With Clarity, experts and advisors can advertise and offer their time and help over mobile and social media to the public. People who need help can access their expert by mobile app, the expert can then accept the call and get paid the fee by the amount of time spent on the phone with the person he’s helping. Pretty novel idea…
This is an information interface company (I don’t know what means) but their goal is straightforward: To allow machines to get more intelligent and human-like as they process data and to allow humans to understand what the machines are reading. There are a lot of data-parsing companies around these days, this one creates visual representations of the data so that the interface for humans is helpful. Brands can get a graph of when and how and by how many people they are being talked about.
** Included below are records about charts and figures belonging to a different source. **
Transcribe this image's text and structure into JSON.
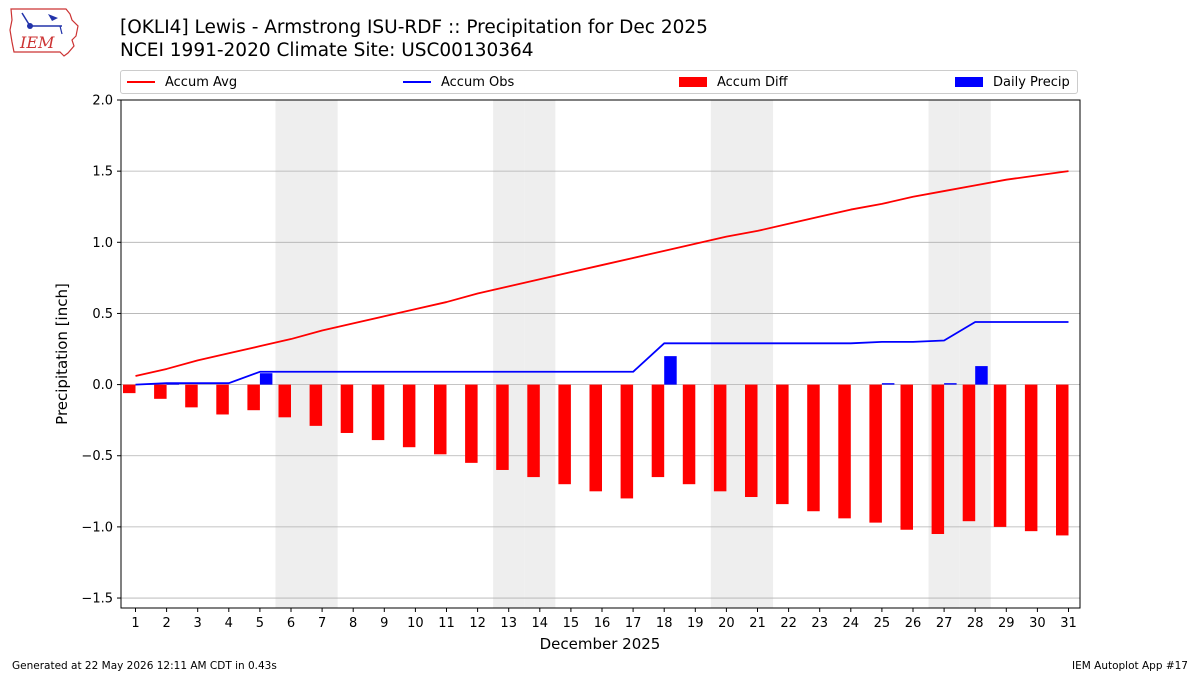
{
  "title_line1": "[OKLI4] Lewis - Armstrong ISU-RDF :: Precipitation for Dec 2025",
  "title_line2": "NCEI 1991-2020 Climate Site: USC00130364",
  "logo_text": "IEM",
  "footer_left": "Generated at 22 May 2026 12:11 AM CDT in 0.43s",
  "footer_right": "IEM Autoplot App #17",
  "colors": {
    "accum_avg": "#ff0000",
    "accum_obs": "#0000ff",
    "accum_diff": "#ff0000",
    "daily_precip": "#0000ff",
    "weekend_shade": "#eeeeee",
    "grid": "#b0b0b0"
  },
  "chart_data": {
    "type": "bar",
    "xlabel": "December 2025",
    "ylabel": "Precipitation [inch]",
    "ylim": [
      -1.57,
      2.0
    ],
    "yticks": [
      -1.5,
      -1.0,
      -0.5,
      0.0,
      0.5,
      1.0,
      1.5,
      2.0
    ],
    "ytick_labels": [
      "−1.5",
      "−1.0",
      "−0.5",
      "0.0",
      "0.5",
      "1.0",
      "1.5",
      "2.0"
    ],
    "grid": "horizontal",
    "legend_position": "top",
    "days": [
      1,
      2,
      3,
      4,
      5,
      6,
      7,
      8,
      9,
      10,
      11,
      12,
      13,
      14,
      15,
      16,
      17,
      18,
      19,
      20,
      21,
      22,
      23,
      24,
      25,
      26,
      27,
      28,
      29,
      30,
      31
    ],
    "weekend_days": [
      6,
      7,
      13,
      14,
      20,
      21,
      27,
      28
    ],
    "series": [
      {
        "name": "Accum Avg",
        "kind": "line",
        "values": [
          0.06,
          0.11,
          0.17,
          0.22,
          0.27,
          0.32,
          0.38,
          0.43,
          0.48,
          0.53,
          0.58,
          0.64,
          0.69,
          0.74,
          0.79,
          0.84,
          0.89,
          0.94,
          0.99,
          1.04,
          1.08,
          1.13,
          1.18,
          1.23,
          1.27,
          1.32,
          1.36,
          1.4,
          1.44,
          1.47,
          1.5
        ]
      },
      {
        "name": "Accum Obs",
        "kind": "line",
        "values": [
          0.0,
          0.01,
          0.01,
          0.01,
          0.09,
          0.09,
          0.09,
          0.09,
          0.09,
          0.09,
          0.09,
          0.09,
          0.09,
          0.09,
          0.09,
          0.09,
          0.09,
          0.29,
          0.29,
          0.29,
          0.29,
          0.29,
          0.29,
          0.29,
          0.3,
          0.3,
          0.31,
          0.44,
          0.44,
          0.44,
          0.44
        ]
      },
      {
        "name": "Accum Diff",
        "kind": "bar",
        "values": [
          -0.06,
          -0.1,
          -0.16,
          -0.21,
          -0.18,
          -0.23,
          -0.29,
          -0.34,
          -0.39,
          -0.44,
          -0.49,
          -0.55,
          -0.6,
          -0.65,
          -0.7,
          -0.75,
          -0.8,
          -0.65,
          -0.7,
          -0.75,
          -0.79,
          -0.84,
          -0.89,
          -0.94,
          -0.97,
          -1.02,
          -1.05,
          -0.96,
          -1.0,
          -1.03,
          -1.06
        ]
      },
      {
        "name": "Daily Precip",
        "kind": "bar",
        "values": [
          0.0,
          0.01,
          0.0,
          0.0,
          0.08,
          0.0,
          0.0,
          0.0,
          0.0,
          0.0,
          0.0,
          0.0,
          0.0,
          0.0,
          0.0,
          0.0,
          0.0,
          0.2,
          0.0,
          0.0,
          0.0,
          0.0,
          0.0,
          0.0,
          0.01,
          0.0,
          0.01,
          0.13,
          0.0,
          0.0,
          0.0
        ]
      }
    ]
  }
}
The last presentation of the day – all emerging markets have prepaid wireless subscribers. They all run out of money at some point. Most of the world is on a 2G network with a $15 Nokia phone. These people have do something called “flashing” – where they call their friends or their boss and hang up on the first ring. That’s a “flash” – the recipient now knows to call that person back. The phone company gets no revenue from this. On a daily basis this happens – are you ready – 8 billion times around the word (almost half of all cellphone calls are flashes each day!). It is a well-known form of communication. Starscriber goes to these countries and tells the consumers there is an easier more effective way to do this kind of “flash-messaging” with their service, they are up and running in Nigeria, Indonesia and Latin America.
***
Anyway, these were the highlights from this morning’s presentations. I’m headed to the beach now to catch some sun and show off my abs. Tonight is a massive dinner at Coronado Island’s best Italian joint, Viggilucci’s. Hope this was interesting for you guys, back to my regular blogging schedule on Monday!